A new study released by the Stanford University School of Medicine on Monday found that a baby’s race can affect the quality of care he or she receives when in neonatal intensive-care units in California hospitals. The study will be published today in the American Academy of Pediatrics journal.
SFGate reports on the new findings that Asian-American and white babies receive the highest quality of care in California ICUs, while “African American infants had slightly lower scores” and Hispanic babies or babies “classified as ‘other’” were treated significantly more poorly than all other infants. Here’s how researchers determined this disparity:
Researchers analyzed the quality of care for nearly 19,000 infants in 134 neonatal intensive care units across California — 90 percent of all units in the state — who were born between 2010 and 2014. Previous studies have examined some aspects of care at neonatal intensive care units, or NICUs, but the new Stanford research is the first attempt to look at inequality of care across several dimensions of neonatal intensive care at the same time.

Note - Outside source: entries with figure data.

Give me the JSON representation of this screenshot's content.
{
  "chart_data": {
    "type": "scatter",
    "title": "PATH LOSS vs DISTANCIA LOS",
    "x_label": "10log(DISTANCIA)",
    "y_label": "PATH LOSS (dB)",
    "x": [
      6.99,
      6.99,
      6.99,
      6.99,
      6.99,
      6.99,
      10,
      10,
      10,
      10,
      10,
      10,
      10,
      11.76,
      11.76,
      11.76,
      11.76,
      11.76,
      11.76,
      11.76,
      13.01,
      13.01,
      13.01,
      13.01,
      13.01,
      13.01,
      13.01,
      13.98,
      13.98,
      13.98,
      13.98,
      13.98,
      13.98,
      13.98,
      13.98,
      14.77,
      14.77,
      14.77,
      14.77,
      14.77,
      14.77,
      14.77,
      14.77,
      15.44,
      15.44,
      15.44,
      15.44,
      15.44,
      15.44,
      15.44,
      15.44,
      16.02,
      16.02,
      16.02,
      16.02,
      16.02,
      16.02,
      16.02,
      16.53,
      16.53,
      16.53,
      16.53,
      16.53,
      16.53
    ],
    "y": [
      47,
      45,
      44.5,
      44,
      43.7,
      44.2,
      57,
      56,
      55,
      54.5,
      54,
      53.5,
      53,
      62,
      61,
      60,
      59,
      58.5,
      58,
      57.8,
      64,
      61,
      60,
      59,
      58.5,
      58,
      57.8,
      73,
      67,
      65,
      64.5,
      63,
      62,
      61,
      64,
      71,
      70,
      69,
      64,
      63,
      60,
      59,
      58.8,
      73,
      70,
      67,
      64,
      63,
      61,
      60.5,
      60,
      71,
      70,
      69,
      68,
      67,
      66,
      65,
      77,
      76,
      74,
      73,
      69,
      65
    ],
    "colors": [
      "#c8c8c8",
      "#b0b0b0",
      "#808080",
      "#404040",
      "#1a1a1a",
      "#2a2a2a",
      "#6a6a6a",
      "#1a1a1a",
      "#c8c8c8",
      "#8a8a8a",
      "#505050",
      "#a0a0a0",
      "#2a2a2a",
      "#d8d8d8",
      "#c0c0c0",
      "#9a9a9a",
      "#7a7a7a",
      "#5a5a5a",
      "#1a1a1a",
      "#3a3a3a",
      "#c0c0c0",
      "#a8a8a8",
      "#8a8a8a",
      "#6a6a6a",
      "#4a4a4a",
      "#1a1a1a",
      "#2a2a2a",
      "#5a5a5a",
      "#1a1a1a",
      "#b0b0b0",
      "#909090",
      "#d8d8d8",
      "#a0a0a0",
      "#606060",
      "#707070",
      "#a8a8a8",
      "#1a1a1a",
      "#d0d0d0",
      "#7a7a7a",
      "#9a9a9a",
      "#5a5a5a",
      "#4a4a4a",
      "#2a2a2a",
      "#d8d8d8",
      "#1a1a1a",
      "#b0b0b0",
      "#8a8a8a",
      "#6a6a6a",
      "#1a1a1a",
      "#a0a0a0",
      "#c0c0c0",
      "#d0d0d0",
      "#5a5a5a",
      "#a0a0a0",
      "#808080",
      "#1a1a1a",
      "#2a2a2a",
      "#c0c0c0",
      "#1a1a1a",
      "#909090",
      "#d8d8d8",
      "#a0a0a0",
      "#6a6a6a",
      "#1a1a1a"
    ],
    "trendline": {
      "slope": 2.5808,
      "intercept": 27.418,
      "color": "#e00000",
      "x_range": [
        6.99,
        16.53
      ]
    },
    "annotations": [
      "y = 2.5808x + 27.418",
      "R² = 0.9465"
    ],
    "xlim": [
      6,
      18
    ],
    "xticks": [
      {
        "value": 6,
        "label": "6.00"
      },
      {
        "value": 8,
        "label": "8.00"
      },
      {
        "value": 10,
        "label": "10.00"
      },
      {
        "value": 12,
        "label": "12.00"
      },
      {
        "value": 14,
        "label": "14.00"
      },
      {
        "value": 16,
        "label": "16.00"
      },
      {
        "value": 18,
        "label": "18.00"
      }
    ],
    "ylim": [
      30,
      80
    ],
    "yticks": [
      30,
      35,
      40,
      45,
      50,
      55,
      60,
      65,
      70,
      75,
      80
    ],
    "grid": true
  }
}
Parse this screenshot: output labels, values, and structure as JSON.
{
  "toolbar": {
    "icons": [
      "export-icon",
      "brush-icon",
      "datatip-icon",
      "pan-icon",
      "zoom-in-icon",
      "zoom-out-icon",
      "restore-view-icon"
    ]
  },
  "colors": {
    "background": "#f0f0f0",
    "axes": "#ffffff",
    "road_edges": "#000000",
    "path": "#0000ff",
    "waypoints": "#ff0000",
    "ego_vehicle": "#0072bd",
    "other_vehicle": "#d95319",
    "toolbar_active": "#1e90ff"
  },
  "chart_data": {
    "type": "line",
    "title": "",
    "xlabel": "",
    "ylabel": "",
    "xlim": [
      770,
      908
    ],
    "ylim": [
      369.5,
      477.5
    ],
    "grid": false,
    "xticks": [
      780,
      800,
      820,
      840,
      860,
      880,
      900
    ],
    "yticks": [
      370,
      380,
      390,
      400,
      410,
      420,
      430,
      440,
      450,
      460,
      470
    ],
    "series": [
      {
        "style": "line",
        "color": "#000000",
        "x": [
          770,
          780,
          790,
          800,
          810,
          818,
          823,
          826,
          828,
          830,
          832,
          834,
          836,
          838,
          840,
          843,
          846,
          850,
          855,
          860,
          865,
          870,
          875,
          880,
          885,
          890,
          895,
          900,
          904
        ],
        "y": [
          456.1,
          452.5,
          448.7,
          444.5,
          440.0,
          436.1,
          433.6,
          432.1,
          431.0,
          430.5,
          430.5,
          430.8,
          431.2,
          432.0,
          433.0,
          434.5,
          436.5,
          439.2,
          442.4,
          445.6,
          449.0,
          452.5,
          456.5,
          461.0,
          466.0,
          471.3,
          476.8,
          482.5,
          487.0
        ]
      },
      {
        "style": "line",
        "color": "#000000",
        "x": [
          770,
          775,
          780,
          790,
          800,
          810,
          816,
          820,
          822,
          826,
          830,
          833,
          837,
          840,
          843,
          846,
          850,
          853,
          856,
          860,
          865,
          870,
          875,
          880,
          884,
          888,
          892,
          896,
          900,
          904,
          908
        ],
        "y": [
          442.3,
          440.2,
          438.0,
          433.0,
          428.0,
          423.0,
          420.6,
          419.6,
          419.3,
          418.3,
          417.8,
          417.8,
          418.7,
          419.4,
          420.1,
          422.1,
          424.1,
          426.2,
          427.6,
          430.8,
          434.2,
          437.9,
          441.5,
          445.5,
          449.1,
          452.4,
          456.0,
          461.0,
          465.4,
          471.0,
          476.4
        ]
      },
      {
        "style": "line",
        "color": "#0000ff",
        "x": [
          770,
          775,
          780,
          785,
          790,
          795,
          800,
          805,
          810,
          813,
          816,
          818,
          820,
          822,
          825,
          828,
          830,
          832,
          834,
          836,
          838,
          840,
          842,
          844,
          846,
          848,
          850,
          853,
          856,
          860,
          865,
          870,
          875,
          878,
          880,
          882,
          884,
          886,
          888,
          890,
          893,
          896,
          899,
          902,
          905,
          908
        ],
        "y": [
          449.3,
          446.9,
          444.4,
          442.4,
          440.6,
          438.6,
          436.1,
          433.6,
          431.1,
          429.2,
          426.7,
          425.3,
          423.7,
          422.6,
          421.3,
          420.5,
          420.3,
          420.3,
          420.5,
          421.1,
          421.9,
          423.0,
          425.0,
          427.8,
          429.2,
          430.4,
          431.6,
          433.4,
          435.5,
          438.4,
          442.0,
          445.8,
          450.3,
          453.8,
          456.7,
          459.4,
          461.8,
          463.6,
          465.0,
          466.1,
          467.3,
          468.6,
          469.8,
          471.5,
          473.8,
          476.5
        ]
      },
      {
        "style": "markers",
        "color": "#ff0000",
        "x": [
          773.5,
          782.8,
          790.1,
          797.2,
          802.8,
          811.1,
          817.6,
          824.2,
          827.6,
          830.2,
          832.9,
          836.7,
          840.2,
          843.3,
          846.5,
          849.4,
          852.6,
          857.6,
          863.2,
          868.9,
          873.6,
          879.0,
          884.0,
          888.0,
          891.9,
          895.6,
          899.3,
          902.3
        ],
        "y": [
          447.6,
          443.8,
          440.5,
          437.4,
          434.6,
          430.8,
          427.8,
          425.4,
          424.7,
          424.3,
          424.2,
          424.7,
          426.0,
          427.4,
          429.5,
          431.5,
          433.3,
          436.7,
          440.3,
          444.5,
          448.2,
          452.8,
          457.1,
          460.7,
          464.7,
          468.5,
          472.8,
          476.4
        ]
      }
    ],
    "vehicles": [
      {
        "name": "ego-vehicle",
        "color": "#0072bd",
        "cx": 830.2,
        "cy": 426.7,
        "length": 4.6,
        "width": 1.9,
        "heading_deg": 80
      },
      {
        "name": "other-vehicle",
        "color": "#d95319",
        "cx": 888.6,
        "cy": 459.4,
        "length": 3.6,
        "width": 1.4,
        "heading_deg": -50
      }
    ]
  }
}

“Significant racial and/or ethnic differences in quality between and within NICUs are a troubling finding,” the study says.
One of the study’s co-authors, Dr. Jochen Profit, told SFGate, “On a population basis there are general trends — the higher proportion of African American or Hispanic infants in an NICU, the lower the overall quality scores tend to be,” but he emphasized that this wasn’t necessarily the full picture. “But even there, there’s a lot of variation where some hospitals we think of as serving a really vulnerable population actually are among the better performers in the state.” In general, though, the study found that the hospitals who provided the highest quality of care gave better care to white infants, above all others.